Non riesco più ad ascoltare i Cure. Non che sia mai stato un fan accanito del gruppo inglese, mi sono praticamente imbattuto in alcuni pezzi di Robert Smith e soci. Così mi è successo oggi, lasciando scorrere in random iTunes e attendendo che il cervello facesse un cenno di approvazione verso uno dei pezzi rilasciati dal programma, di ascoltare l'attacco del loro capolavoro più celebre. Splendida canzone, da gustare fino all'ultimo, ma non ce la faccio. E' inevitabile pensare a chi ti ha trasmesso la passione per un pezzo musicale nel momento in cui ti passa davanti. Mi accorgo che non ho voglia di pensare così spesso a ciò che è successo, lavoro come un matto, se non lavoro prendo una birra. Se non prendo una birra dormo. Magari lancio due frecce a bersaglio tanto per capire fino in fondo quanto è peggiorata la mira nelle ultime settimane, vista l'inattività. Penso tanto a quanto si possa stare meglio di così anche nella migliore delle peggiori situazioni. Mi fa forza. Non mi serve un'analisi lucida del presente, sarebbe inutile cercare motivi che non esistono, anche apprezzando chi riesce a rialzarsi con un santino in tasca e una preghiera al calar del sole. Gli eventi ti cambiano per molti aspetti, tuttavia non me la sento di trasformare una fede inesistente in un punto d'appoggio. Preferisco le ragioni del luppolo rispetto a quelle ecclesiastiche. Mi aiutano meglio a conservare il sorriso. Si chiama self-monitoring, capacità di presentarsi come le diverse situazioni indurrebbero a fare. Ne ho messo da parte qualche cassa.

October

October
And the trees are stripped bare
Of all they wear
What do I care

October
And kingdoms rise
And kingdoms fall
But you go on

And on

Quanto tempo, quanto tempo...

Ho delle pause più lunghe del solito da quando mi sbatto con una certa assiduità. Non è la prima volta che mi succede di essere assorbito dal binomio lavoro-birra con gli amici.

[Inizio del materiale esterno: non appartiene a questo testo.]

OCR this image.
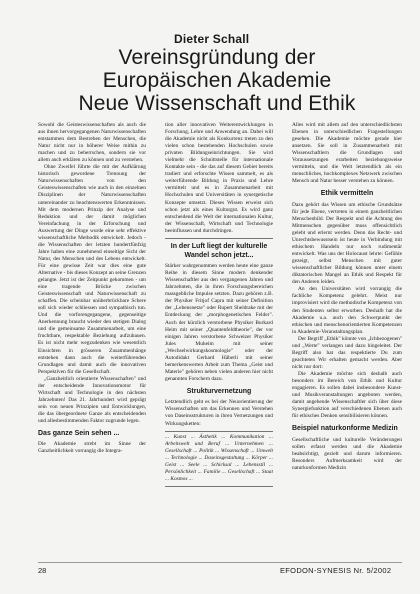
Dieter Schall
Vereinsgründung der
Europäischen Akademie
Neue Wissenschaft und Ethik

Sowohl die Geisteswissenschaften als auch die aus ihnen hervorgegangenen Naturwissenschaften entstammen dem Bestreben der Menschen, die Natur nicht nur in höherer Weise mithin zu machen und zu beherrschen, sondern sie vor allem auch erklären zu können und zu verstehen.

Ohne Zweifel führte die mit der Aufklärung historisch gewordene Trennung der Naturwissenschaften von den Geisteswissenschaften wie auch in den einzelnen Disziplinen der Naturwissenschaften untereinander zu beachtenswerten Erkenntnissen. Mit dem modernen Prinzip der Analyse und Reduktion und der damit möglichen Vereinfachung in der Erforschung und Auswertung der Dinge wurde eine sehr effektive wissenschaftliche Methodik entwickelt. Jedoch - die Wissenschaften der letzten hundertfünfzig Jahre haben eine zunehmend einseitige Sicht der Natur, des Menschen und des Lebens entwickelt. Für eine gewisse Zeit war dies eine gute Alternative - bis dieses Konzept an seine Grenzen gelangte. Jetzt ist der Zeitpunkt gekommen - um eine tragende Brücke zwischen Geisteswissenschaft und Naturwissenschaft zu schaffen. Die scheinbar unüberbrückbare Schere soll sich wieder schliessen und sympathisch tun. Und die vorforengegangene, gegenseitige Anerkennung braucht wieder den stetigen Dialog und die gemeinsame Zusammenarbeit, um eine fruchtbare, respektable Beziehung aufzubauen. Es ist nicht mehr wegzudenken wie wesentlich Einsichten in grösseren Zusammenhänge entstehen dann auch die weiterführenden Grundlagen und damit auch die innovativen Perspektiven für die Gesellschaft.

„Ganzheitlich orientierte Wissenschaften" und der entscheidende Innovationsmotor für Wirtschaft und Technologie in den nächsten Jahrzehnten! Das 21. Jahrhundert wird geprägt sein von neuen Prinzipien und Entwicklungen, die das übergeordnete Ganze als entscheidenden und allesbestimmenden Faktor zugrunde legen.

Das ganze Sein sehen ...

Die Akademie strebt im Sinne der Ganzheitlichkeit vorrangig die Integra-

tion aller innovativen Weiterentwicklungen in Forschung, Lehre und Anwendung an. Dabei will die Akademie nicht als Konkurrenz treten zu den vielen schon bestehenden Hochschulen sowie privaten Bildungseinrichtungen. Sie wird vielmehr die Schnittstelle für internationale Kontakte sein - die das auf diesem Gebiet bereits tradiert und erforschte Wissen sammelt, es als weiterführende Bildung in Praxis und Lehre vermittelt und es in Zusammenarbeit mit Hochschulen und Universitäten in synergetische Konzepte umsetzt. Dieses Wissen erweist sich schon jetzt als eines Kulturgut. Es wird ganz entscheidend die Welt der internationalen Kultur, der Wissenschaft, Wirtschaft und Technologie beeinflussen und durchdringen.

In der Luft liegt der kulturelle Wandel schon jetzt...

Stärker wahrgenommen werden heute eine ganze Reihe in diesem Sinne modern denkender Wissenschaftler aus den vergangenen Jahren und Jahrzehnten, die in ihren Forschungsbereichen massgebliche Impulse setzten. Dazu gehören z.B. der Physiker Fritjof Capra mit seiner Definition der „Lebensnetze" oder Rupert Sheldrake mit der Entdeckung der „morphogenetischen Felder". Auch der kürzlich verstorbene Physiker Burkard Heim mit seiner „Quantenfeldtheorie", der vor einigen Jahren verstorbene Schweizer Physiker Jules Muheim mit seiner „Wechselwirkungskosmologie" oder der Autodidakt Gerhard Häberli mit seiner bemerkenswerten Arbeit zum Thema „Geist und Materie" gehören neben vielen anderen hier nicht genannten Forschern dazu.

Strukturvernetzung

Letztendlich geht es bei der Neuorientierung der Wissenschaften um das Erkennen und Verstehen von Daseinsstrukturen in ihren Vernetzungen und Wirkungsketten:

... Kunst ... Ästhetik ... Kommunikation ... Arbeitswelt und Beruf ... Unternehmen ... Gesellschaft ... Politik ... Wissenschaft ... Umwelt ... Technologie ... Daseinsgestaltung ... Körper ... Geist ... Seele ... Schicksal ... Lebensstil ... Persönlichkeit ... Familie ... Gesellschaft ... Staat ... Kosmos ...

Alles wird mit allem auf den unterschiedlichsten Ebenen in unterschiedlichen Fragestellungen gesehen. Die Akademie möchte gerade hier ansetzen. Sie soll in Zusammenarbeit mit Wissenschaftlern die Grundlagen und Voraussetzungen erarbeiten beziehungsweise vermitteln, und die Welt letztendlich als ein menschliches, hochkomplexes Netzwerk zwischen Mensch und Natur besser verstehen zu können.

Ethik vermitteln

Dazu gehört das Wissen um ethische Grundsätze für jede Ebene, vertreten in einem ganzheitlichen Menschenbild. Der Respekt und die Achtung des Mitmenschen gegenüber muss offensichtlich gelebt und erlernt werden. Denn das Recht- und Unrechtsbewusstsein ist heute in Verbindung mit ethischem Handeln nur noch rudimentär entwickelt. Was uns der Holocaust lehrte: Gefühle gezeigt, selbst Menschen mit guter wissenschaftlicher Bildung können unter einem diktatorischen Mangel an Ethik und Respekt für den Anderen leiden.

An den Universitäten wird vorrangig die fachliche Kompetenz gelehrt. Meist nur improvisiert wird die methodische Kompetenz von den Studenten selbst erworben. Deshalb hat die Akademie u.a. auch den Schwerpunkt der ethischen und menschenorientierten Kompetenzen in Akademie-Veranstaltungsplan.

Der Begriff „Ethik" könnte von „Ichbezogenen" und „Werte" verlangen und dazu hingeleitet. Der Begriff also hat das respektierte Du zum geachteten Wir erhalten gemacht werden. Aber nicht nur dort:

Die Akademie möchte sich deshalb auch besonders im Bereich von Ethik und Kultur engagieren. Es sollen dabei insbesondere Kunst- und Musikveranstaltungen angeboten werden, damit angehende Wissenschaftler sich über diese Synergiefunktion auf verschiedenen Ebenen auch für ethisches Denken sensibilisieren können.

Beispiel naturkonforme Medizin

Gesellschaftliche und kulturelle Veränderungen sollen erfasst werden und die Akademie beabsichtigt, gezielt und darum informieren. Besonders Aufmerksamkeit wird der naturkonformen Medizin

28	EFODON-SYNESIS Nr. 5/2002
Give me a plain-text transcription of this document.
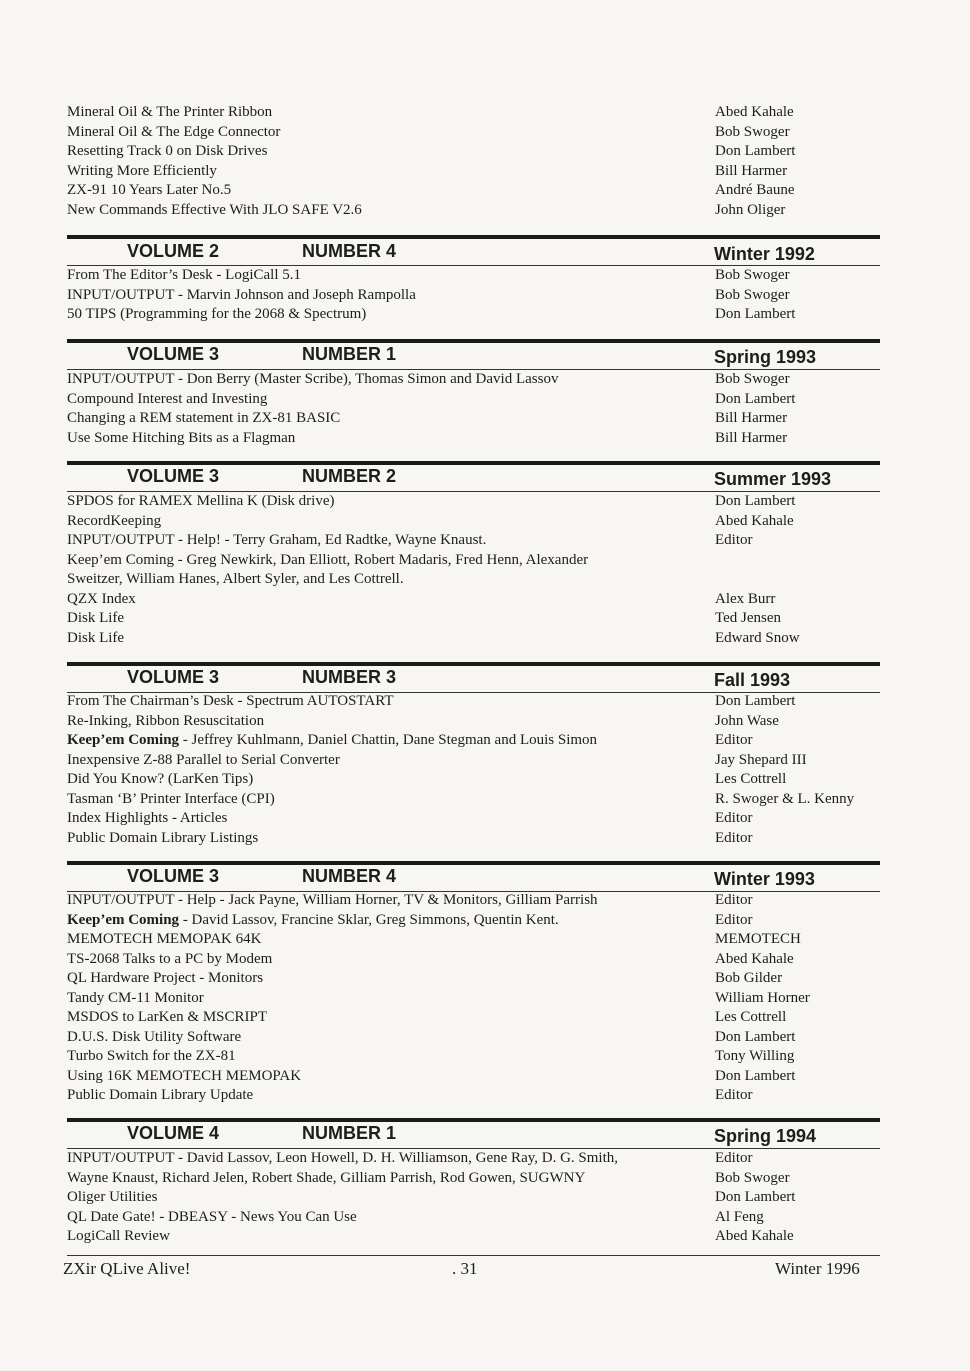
Mineral Oil & The Printer Ribbon	Abed Kahale
Mineral Oil & The Edge Connector	Bob Swoger
Resetting Track 0 on Disk Drives	Don Lambert
Writing More Efficiently	Bill Harmer
ZX-91 10 Years Later No.5	André Baune
New Commands Effective With JLO SAFE V2.6	John Oliger
VOLUME 2	NUMBER 4	Winter 1992
From The Editor’s Desk - LogiCall 5.1	Bob Swoger
INPUT/OUTPUT - Marvin Johnson and Joseph Rampolla	Bob Swoger
50 TIPS (Programming for the 2068 & Spectrum)	Don Lambert
VOLUME 3	NUMBER 1	Spring 1993
INPUT/OUTPUT - Don Berry (Master Scribe), Thomas Simon and David Lassov	Bob Swoger
Compound Interest and Investing	Don Lambert
Changing a REM statement in ZX-81 BASIC	Bill Harmer
Use Some Hitching Bits as a Flagman	Bill Harmer
VOLUME 3	NUMBER 2	Summer 1993
SPDOS for RAMEX Mellina K (Disk drive)	Don Lambert
RecordKeeping	Abed Kahale
INPUT/OUTPUT - Help! - Terry Graham, Ed Radtke, Wayne Knaust.	Editor
Keep’em Coming - Greg Newkirk, Dan Elliott, Robert Madaris, Fred Henn, Alexander
Sweitzer, William Hanes, Albert Syler, and Les Cottrell.
QZX Index	Alex Burr
Disk Life	Ted Jensen
Disk Life	Edward Snow
VOLUME 3	NUMBER 3	Fall 1993
From The Chairman’s Desk - Spectrum AUTOSTART	Don Lambert
Re-Inking, Ribbon Resuscitation	John Wase
Keep’em Coming - Jeffrey Kuhlmann, Daniel Chattin, Dane Stegman and Louis Simon	Editor
Inexpensive Z-88 Parallel to Serial Converter	Jay Shepard III
Did You Know? (LarKen Tips)	Les Cottrell
Tasman ‘B’ Printer Interface (CPI)	R. Swoger & L. Kenny
Index Highlights - Articles	Editor
Public Domain Library Listings	Editor
VOLUME 3	NUMBER 4	Winter 1993
INPUT/OUTPUT - Help - Jack Payne, William Horner, TV & Monitors, Gilliam Parrish	Editor
Keep’em Coming - David Lassov, Francine Sklar, Greg Simmons, Quentin Kent.	Editor
MEMOTECH MEMOPAK 64K	MEMOTECH
TS-2068 Talks to a PC by Modem	Abed Kahale
QL Hardware Project - Monitors	Bob Gilder
Tandy CM-11 Monitor	William Horner
MSDOS to LarKen & MSCRIPT	Les Cottrell
D.U.S. Disk Utility Software	Don Lambert
Turbo Switch for the ZX-81	Tony Willing
Using 16K MEMOTECH MEMOPAK	Don Lambert
Public Domain Library Update	Editor
VOLUME 4	NUMBER 1	Spring 1994
INPUT/OUTPUT - David Lassov, Leon Howell, D. H. Williamson, Gene Ray, D. G. Smith,	Editor
Wayne Knaust, Richard Jelen, Robert Shade, Gilliam Parrish, Rod Gowen, SUGWNY	Bob Swoger
Oliger Utilities	Don Lambert
QL Date Gate! - DBEASY - News You Can Use	Al Feng
LogiCall Review	Abed Kahale
ZXir QLive Alive!	. 31	Winter 1996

Tanto da non riuscire a fare null'altro, tornare a casa se ne avessi voglia o scrivere per ragioni diverse da quelle per cui mi pagano. Ma se la missione è "meno tempo per pensare meno", la riuscita è totale. Soprattutto se poi, come accaduto ieri, la birra, il locale, gli amici sono prescelti (sul pub ho delegato, ma avevo contatti fidati). Credo che la riuscita di una serata dipenda da vari fattori e che tirando le somme al termine di un incontro si debbano valutare i piccoli dettagli. Uno, già esposto ai presenti ieri sera, è la necessità di guardare l'orologio. Io ieri non ho visto il quadrante dalle ore 22.30 (orario in cui, con un giro completo della lancetta piccola di ritardo, mi sono presentato al Mulligan's) fino alle 2 am circa. All'uscita, l'unica cosa che non abbiamo fatto in tre, oltre all'amore, è fumarci una sigaretta, per il semplice motivo che i tabagisti erano solo due. Io ogni tanto mi concedo altri vizi, magari se proprio sono incazzato ne chiedo umilmente una per uso occasionale, ma ieri non avevo nulla di cui essere incazzato. Ho passato la mia giornata tra il lavoro, un salto da un amico (pari e patta a Raw, grande prova del Becchino in un first blood con la Rated R!), una cena al messicano con tanto di discussione politica da cui ho fatto fatica a liberarmi e le tre birre con cui mi sono abbandonato al sonno una volta tornato a casa. Per avere le palle girate avrei dovuto incontrare per strada Mastella, che fortunatamente non bazzica certe zone.